Compreendemos o desenvolvimento profissional das docentes como um percurso, uma vez que estão em constante reelaboração, desde sua formação inicial, vivências cotidianas nas instituições e suas histórias de vida. Acreditamos em uma formação – inicial e continuada – que estimule as professoras a falarem de suas memórias, lembranças, numa atitude crítico-reflexiva, por meio de dinâmicas em que as aprendizagens sejam socializadas entre o conjunto de professoras na instituição, em um processo contínuo de formação.

Ainda sobre os conhecimentos já acumulados no campo da EI, sob o que se define como Pedagogia da Infância, Buss-Simão (2012) afirma que a concretude e a qualificação desses modos de fazer pedagogia só são possíveis de alcançar pelo exercício da documentação, “da observação, do planejamento, do registro, da discussão e da reflexão, em que se ‘olha’ não apenas os processos de desenvolvimento das crianças, mas também os seus

conhecimentos, as suas produções, as suas manifestações, as suas preferências, as suas interações” (BUSS-SIMÃO, 2012, p. 282).

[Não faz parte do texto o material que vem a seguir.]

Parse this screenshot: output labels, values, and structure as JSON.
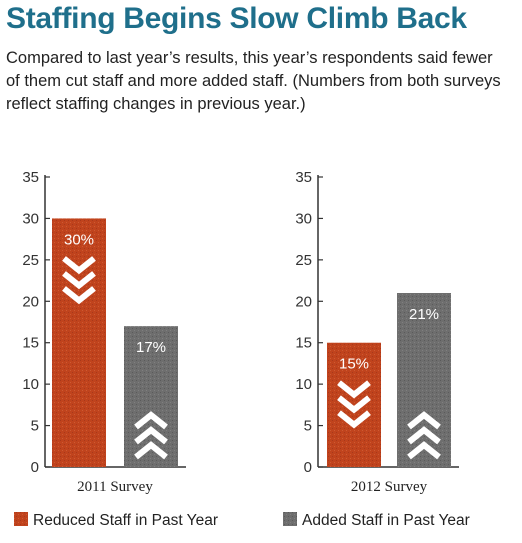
{
  "title": "Staffing Begins Slow Climb Back",
  "subtitle": "Compared to last year’s results, this year’s respondents said fewer of them cut staff and more added staff. (Numbers from both surveys reflect staffing changes in previous year.)",
  "colors": {
    "reduced": "#c0431d",
    "added": "#6e6e6e",
    "title": "#1f6f8b"
  },
  "legend": [
    "Reduced Staff in Past Year",
    "Added Staff in Past Year"
  ],
  "chart_data": [
    {
      "type": "bar",
      "categories": [
        "2011 Survey"
      ],
      "series": [
        {
          "name": "Reduced Staff in Past Year",
          "values": [
            30
          ],
          "label": "30%",
          "icon": "chevron-down-icon"
        },
        {
          "name": "Added Staff in Past Year",
          "values": [
            17
          ],
          "label": "17%",
          "icon": "chevron-up-icon"
        }
      ],
      "yticks": [
        "0",
        "5",
        "10",
        "15",
        "20",
        "25",
        "30",
        "35"
      ],
      "ylim": [
        0,
        35
      ]
    },
    {
      "type": "bar",
      "categories": [
        "2012 Survey"
      ],
      "series": [
        {
          "name": "Reduced Staff in Past Year",
          "values": [
            15
          ],
          "label": "15%",
          "icon": "chevron-down-icon"
        },
        {
          "name": "Added Staff in Past Year",
          "values": [
            21
          ],
          "label": "21%",
          "icon": "chevron-up-icon"
        }
      ],
      "yticks": [
        "0",
        "5",
        "10",
        "15",
        "20",
        "25",
        "30",
        "35"
      ],
      "ylim": [
        0,
        35
      ]
    }
  ]
}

Durante as nossas análises, consideramos que as referências profissionais para o desenvolvimento do trabalho com as crianças de 4 e 5 anos estão em construção para as professoras. Observamos que, no planejamento entre elas, a divisão do trabalho por linguagens e o foco na produção para exposição na Mostra Cultural desviavam o processo vivenciado por elas e pelas crianças, reduzindo as interações aos comandos dos adultos. Assim, o eixo das interações e brincadeiras passava para um segundo plano toda vez que as professoras davam maior ênfase à uma determinada produção final, como a Mostra ou a necessária elaboração de 3 atividades semanais a serem enviadas nos cadernos de “Para Casa” de cada uma das crianças. Diversos fatores como a fragmentação do tempo de cada uma das professoras e o receio de uma avaliação externa – principalmente por parte dos familiares das crianças ou colegas de trabalho – contribuíam para este cenário.